In many industries with vast numbers of workers, it is common to have multiple recognised unions in a company. Each union has the same goal - to represent the interests of their members. This is all good.

The unions, with this goal in mind, work together and present Single Table Bargaining (STB) to the company. Again, all good. One union does not want to (and indeed MUST not) act to seek detriment to another union member. Everyone is pulling in the same direction.

Unfortunately, this is not what the PPU is about. The PPU is all about effecting the destruction of BALPA. Removing the body that allows pilots to act as one does not sound to me like a body acting in the interests of employees...

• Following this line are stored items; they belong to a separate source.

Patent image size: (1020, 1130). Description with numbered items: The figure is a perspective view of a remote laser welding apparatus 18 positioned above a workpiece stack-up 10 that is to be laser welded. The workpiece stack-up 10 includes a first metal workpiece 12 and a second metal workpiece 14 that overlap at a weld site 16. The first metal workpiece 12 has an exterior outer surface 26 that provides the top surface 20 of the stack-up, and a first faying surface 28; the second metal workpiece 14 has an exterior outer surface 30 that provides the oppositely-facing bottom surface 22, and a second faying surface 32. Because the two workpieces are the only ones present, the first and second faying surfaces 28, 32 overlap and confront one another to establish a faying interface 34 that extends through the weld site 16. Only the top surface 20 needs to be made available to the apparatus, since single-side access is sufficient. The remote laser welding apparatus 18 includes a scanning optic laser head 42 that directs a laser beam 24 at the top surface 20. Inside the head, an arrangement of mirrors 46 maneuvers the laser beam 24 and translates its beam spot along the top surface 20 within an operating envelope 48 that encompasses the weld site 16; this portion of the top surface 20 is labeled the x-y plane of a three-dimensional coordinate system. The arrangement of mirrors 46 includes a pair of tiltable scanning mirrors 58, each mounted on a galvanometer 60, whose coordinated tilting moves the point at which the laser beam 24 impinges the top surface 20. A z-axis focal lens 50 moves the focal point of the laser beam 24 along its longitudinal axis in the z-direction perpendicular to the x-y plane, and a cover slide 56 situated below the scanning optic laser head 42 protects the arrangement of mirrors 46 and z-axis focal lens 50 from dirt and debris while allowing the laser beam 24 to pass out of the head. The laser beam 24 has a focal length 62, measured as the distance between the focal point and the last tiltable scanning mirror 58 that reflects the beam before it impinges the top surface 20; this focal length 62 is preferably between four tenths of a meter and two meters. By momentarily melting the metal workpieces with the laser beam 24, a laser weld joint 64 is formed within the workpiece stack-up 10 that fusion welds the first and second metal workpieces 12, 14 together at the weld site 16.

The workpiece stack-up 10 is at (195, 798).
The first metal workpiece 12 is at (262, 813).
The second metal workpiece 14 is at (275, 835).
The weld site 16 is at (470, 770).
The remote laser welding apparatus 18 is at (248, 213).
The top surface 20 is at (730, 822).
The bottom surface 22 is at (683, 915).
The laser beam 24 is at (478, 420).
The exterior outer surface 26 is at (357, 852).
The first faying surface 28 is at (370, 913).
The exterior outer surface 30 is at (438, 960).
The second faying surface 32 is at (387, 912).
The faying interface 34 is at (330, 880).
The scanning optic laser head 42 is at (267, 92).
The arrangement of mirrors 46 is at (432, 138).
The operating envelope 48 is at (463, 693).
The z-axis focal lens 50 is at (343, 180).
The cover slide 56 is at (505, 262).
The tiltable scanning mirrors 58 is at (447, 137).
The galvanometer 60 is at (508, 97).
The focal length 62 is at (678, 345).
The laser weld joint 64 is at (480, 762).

You may think that I have made a "bold" statement, but it is fact.
  1. It is in their mission statement.
  2. It is emphasised on the front page of their website.
  3. At Virgin, there is a split membership. Virgin agreed to STB, BALPA agreed to STB, PPU flatly refused.
  4. At Virgin, the PPU are running industrial action (that hasn't done anything) to force the removal of the BALPA members representation. I believe there were plenty of "not turning up to agreed meetings with ACAS" by the PPU, but may be wrong.

The PPU have been condemned by other major unions for their anti-union position. Never before has a "union" worked to de-recognise another union. That is not how "looking after employees" goes.

There are other issues too. Having two unions with decent infrastructure, expertise, backing and so on could be argued as a good thing (competition?) but also a bad thing (conflicting). But does the PPU have any infrastructure at all, or is it just one pilot, a couple of key helpers, and a retired bloke who helps out? Maybe the clue is in the the use of their term "the board", which doesn't sound like a help-group to me.

In short, beware. The PPU has a stated goal and proven track record that is all about the destruction of the one organisation that is there to help us. All of us (except Ryanair, of course, who can't seem to help themselves).

PS I'm not a BALPA apologist. I didn't like what BALPA was doing in my company, so I got involved with BALPA to try to effect change. I didn't decide to go about destroying BALPA because that, in my opinion, would be detrimental to employees.